Dr. Thomas Bernard has had a long and distinguished career in the field of social work. Dr. Thomas Bernard has worked in mental health at the Nova Scotia Hospital, in rural community practice with the Family Services Association, and since 1990, has been a professor at the Dalhousie School of Social Work, where she has held the position of Director since 2001. She is a Founding Member of the Association of Black Social Workers and is its current President, a member of the Board of Directors of Boys and Girls Clubs of Canada, and a previous member of the Board of Accreditation of the Canadian Association of Schools of Social Work. Dr.
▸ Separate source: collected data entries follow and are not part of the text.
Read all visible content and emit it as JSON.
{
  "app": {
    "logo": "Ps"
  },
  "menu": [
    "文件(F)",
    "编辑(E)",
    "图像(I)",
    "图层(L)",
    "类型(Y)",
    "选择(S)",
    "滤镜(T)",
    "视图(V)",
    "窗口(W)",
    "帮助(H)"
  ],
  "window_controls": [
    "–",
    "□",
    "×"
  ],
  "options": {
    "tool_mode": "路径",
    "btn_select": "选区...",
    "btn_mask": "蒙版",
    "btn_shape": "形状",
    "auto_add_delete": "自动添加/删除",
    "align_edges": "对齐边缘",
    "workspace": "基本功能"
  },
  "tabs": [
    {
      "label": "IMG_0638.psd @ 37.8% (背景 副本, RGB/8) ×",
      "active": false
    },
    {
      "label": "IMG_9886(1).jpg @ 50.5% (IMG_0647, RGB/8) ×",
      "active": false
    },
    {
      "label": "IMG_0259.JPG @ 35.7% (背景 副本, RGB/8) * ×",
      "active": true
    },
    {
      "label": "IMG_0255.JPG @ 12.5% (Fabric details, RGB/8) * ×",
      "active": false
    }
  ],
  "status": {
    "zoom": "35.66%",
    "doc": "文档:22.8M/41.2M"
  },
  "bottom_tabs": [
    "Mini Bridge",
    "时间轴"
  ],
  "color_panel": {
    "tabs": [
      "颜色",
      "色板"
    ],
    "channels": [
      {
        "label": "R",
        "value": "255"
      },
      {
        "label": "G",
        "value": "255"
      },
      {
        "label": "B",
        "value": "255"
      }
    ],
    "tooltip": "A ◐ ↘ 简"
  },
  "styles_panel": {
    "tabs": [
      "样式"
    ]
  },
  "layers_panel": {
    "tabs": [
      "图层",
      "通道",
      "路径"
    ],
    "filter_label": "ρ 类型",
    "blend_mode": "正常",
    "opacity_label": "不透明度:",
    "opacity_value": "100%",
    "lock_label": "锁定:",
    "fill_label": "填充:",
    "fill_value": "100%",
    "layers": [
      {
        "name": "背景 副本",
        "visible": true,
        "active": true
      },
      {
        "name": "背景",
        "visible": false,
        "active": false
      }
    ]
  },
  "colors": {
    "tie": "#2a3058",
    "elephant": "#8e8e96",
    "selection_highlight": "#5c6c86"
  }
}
Thomas Bernard has received numerous awards, certificates and recognition over the years for her trendsetting work. Some of her awards include the Ron Stafford Memorial Award from the Nova Scotia Association of Social Work for effective community leadership and development work. She also received the Canada 125 medal for outstanding contributions to the country, and Dr. Thomas Bernard was awarded the Order of Canada Award by Governor General, Adrienne Clarkson in June 2005.